With revenue of almost $5 billion in just Verizon-NY, other Verizon subsidiaries are using the wires — both copper and fiber — and not paying their fair share of the costs. The Verizon-New Jersey 2001 Infrastructure Report (the state telecommunications utility) discussed the capabilities of the network for ALL services using the same infrastructure — in the year 2001. Customers were charged for broadband, data, internet, video and even the phone network upgrades.

“By integrating a number of services on a single network, Verizon NJ will optimize our service delivery capabilities. The evolution to the full service ATM switched broadband network will significantly increase the efficiency of serving New Jersey…Verizon NJ’s integrated network of switches, transmission facilities and operating systems provides New Jersey’s residential and business communities with an advanced telecommunications infrastructure that is ready, willing and able to act as the onramp to the Information Super Highway. Our network investments are being driven by the exploding demand for a broadening array of services. These services range from additional lines, Internet access, and high-speed transport to applications requiring packet-switched networks, combinations of switched and private networks, and customized network designs….Verizon NJ’s sophisticated and intelligent communications network provides a world-class vehicle for accessing voice, data, imaging and video.”

What the Verizon-NY 2017 Annual Report shows is that ALL of these services are not paying the common costs. The expenses, starting in 2000, were diverted into the Local Service, i.e. legacy, copper-based telephone and Internet lines.

2. The FCC Cost Accounting Rules are Zombie Rules.

The FCC claims that their accounting rules which created this financial mess — and which you will be able to examine in the Verizon NY 2017 Annual Report — no longer matter. Like the Walking Dead, these rules are in place and are in use, and no one is examining the harms. In the Verizon NY settlement, these accounting rules were front and center . . . Rate increases were based on losses created by these rules, and the tax dodging is based on these rules.

3. The accounting of the actual lines in service has been manipulated.

Few know that AT&T et al., and the FCC have manipulated the accounting of the copper lines so that it only shows the copper-wire voice lines and leaves out approximately 80% of the lines in service based on the revenues, as shown in the Verizon NY financial reports.

4. This FCC is not only captured by Verizon, AT&T, and Centurylink, but is laying the foundation for an ugly future.

For each of the three non-competing, wired broadband Telecom companies, the primary infrastructure of these companies are being dismantled to stop the retail sale of wired networks so that that this public asset is being handed over to the wireless company as private property — with no obligations or reimbursement to the public.

Conclusion: End this Fraud

  1. Follow the Money: None of this financial hanky-panky should be allowed to continue.
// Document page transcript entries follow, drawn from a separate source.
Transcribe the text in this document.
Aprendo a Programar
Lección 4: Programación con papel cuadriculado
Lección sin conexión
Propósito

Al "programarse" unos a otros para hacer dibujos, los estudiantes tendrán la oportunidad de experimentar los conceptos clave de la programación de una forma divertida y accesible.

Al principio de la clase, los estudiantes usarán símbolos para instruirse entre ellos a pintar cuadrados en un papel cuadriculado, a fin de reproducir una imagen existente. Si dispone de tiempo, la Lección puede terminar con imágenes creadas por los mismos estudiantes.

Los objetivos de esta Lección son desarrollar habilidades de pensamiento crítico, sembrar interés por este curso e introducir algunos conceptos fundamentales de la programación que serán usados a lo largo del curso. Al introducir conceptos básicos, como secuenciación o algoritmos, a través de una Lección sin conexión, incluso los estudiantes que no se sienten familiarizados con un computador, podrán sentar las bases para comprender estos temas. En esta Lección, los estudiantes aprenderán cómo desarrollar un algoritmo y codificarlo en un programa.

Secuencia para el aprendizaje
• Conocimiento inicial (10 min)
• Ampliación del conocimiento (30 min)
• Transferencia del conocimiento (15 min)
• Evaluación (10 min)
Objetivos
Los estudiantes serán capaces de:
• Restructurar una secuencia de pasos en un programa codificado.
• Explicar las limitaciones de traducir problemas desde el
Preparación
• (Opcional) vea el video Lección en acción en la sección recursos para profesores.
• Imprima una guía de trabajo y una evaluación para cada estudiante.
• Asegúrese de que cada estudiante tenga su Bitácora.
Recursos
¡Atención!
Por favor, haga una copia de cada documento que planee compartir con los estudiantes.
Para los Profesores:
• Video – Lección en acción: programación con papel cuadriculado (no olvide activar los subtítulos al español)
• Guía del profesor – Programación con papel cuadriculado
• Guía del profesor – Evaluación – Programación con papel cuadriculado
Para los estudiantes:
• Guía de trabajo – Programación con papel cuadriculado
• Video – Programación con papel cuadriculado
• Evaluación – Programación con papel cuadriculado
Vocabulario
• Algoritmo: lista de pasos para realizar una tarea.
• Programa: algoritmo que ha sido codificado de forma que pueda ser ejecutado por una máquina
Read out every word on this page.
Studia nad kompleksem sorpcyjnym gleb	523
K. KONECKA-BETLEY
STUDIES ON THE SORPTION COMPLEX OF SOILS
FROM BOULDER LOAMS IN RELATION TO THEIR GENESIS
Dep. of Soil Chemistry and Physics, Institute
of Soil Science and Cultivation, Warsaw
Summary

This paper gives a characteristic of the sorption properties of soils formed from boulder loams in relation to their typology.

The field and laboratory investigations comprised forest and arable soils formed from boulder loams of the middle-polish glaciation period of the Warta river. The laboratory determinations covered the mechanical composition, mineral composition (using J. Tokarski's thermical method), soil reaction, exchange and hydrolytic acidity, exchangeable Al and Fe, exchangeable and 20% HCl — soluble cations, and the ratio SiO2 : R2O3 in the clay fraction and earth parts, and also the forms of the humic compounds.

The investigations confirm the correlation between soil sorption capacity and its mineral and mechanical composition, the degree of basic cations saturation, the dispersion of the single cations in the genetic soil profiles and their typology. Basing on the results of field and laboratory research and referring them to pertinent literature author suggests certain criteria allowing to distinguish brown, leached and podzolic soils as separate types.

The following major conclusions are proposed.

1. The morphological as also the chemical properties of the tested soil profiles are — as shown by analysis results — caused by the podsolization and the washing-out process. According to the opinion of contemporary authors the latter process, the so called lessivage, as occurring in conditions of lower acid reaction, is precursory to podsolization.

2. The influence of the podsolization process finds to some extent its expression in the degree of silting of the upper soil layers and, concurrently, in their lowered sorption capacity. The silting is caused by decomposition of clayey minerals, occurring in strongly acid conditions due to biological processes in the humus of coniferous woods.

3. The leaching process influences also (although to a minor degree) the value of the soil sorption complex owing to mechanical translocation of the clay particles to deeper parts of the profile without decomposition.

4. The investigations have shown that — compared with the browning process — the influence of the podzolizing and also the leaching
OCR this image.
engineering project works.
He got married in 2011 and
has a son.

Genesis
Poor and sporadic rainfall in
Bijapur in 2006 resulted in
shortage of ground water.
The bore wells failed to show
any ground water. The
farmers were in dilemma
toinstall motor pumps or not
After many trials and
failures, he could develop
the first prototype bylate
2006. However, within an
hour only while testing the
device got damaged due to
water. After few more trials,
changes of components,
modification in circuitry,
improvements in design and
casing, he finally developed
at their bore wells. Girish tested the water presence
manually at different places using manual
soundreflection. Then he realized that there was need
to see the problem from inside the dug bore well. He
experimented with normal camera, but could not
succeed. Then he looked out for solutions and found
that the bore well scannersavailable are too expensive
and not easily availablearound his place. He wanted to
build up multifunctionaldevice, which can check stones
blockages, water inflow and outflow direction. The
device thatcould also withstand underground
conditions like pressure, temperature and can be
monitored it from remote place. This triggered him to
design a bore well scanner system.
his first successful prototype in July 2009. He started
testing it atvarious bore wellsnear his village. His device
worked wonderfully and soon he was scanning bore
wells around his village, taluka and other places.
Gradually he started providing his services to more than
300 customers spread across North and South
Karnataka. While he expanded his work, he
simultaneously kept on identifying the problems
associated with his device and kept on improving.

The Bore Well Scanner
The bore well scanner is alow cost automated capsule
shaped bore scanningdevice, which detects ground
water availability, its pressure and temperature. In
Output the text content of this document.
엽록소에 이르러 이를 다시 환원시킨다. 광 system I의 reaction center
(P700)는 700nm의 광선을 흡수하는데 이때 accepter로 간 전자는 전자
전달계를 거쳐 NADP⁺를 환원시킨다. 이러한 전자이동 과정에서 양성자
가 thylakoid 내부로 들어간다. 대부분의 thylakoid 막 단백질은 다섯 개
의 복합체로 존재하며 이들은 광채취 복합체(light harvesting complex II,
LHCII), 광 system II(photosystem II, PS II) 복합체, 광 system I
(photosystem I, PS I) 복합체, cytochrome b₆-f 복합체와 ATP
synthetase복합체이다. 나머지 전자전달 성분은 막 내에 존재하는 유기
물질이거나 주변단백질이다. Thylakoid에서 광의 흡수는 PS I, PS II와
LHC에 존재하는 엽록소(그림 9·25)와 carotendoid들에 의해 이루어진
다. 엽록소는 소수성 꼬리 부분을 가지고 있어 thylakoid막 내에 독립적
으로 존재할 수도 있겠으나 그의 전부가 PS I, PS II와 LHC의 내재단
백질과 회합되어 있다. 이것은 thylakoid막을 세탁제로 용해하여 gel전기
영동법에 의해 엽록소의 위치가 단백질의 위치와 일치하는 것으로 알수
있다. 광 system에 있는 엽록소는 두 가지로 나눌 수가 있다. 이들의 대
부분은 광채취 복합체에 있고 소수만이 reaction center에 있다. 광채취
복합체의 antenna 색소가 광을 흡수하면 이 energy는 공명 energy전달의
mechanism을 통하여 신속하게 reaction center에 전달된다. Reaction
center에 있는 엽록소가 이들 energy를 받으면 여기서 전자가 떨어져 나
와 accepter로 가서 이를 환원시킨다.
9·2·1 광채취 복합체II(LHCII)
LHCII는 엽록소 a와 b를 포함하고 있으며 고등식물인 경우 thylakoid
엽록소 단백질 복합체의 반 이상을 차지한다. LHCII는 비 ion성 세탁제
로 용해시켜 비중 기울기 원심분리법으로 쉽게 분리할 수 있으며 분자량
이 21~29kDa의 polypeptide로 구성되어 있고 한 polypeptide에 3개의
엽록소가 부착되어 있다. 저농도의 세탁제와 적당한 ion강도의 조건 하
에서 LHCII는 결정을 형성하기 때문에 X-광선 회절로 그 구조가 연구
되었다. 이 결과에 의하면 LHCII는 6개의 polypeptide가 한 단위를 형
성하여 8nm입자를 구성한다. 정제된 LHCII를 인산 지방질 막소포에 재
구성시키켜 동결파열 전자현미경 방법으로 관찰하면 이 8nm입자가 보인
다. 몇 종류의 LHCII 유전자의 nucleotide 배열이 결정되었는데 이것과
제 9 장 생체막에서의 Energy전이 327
There are billions of dollars in New York alone that should never have been allowed to be diverted from SPTUs companies to private Wireless companies.

  2. Let’s get the money back: Let’s bring fiber optic broadband to everyone, close the Digital Divide, lower prices across-the-board on all services, and get refunds for charging landline consumers for wireless deployments 

    • There are Billions in Taxes that were dodged.

    • What Happened in Your State? This financial shell game is based on a manipulation of FCC accounting rules. The last similar financial report published in your state is the evidence your city can use to demand refunds.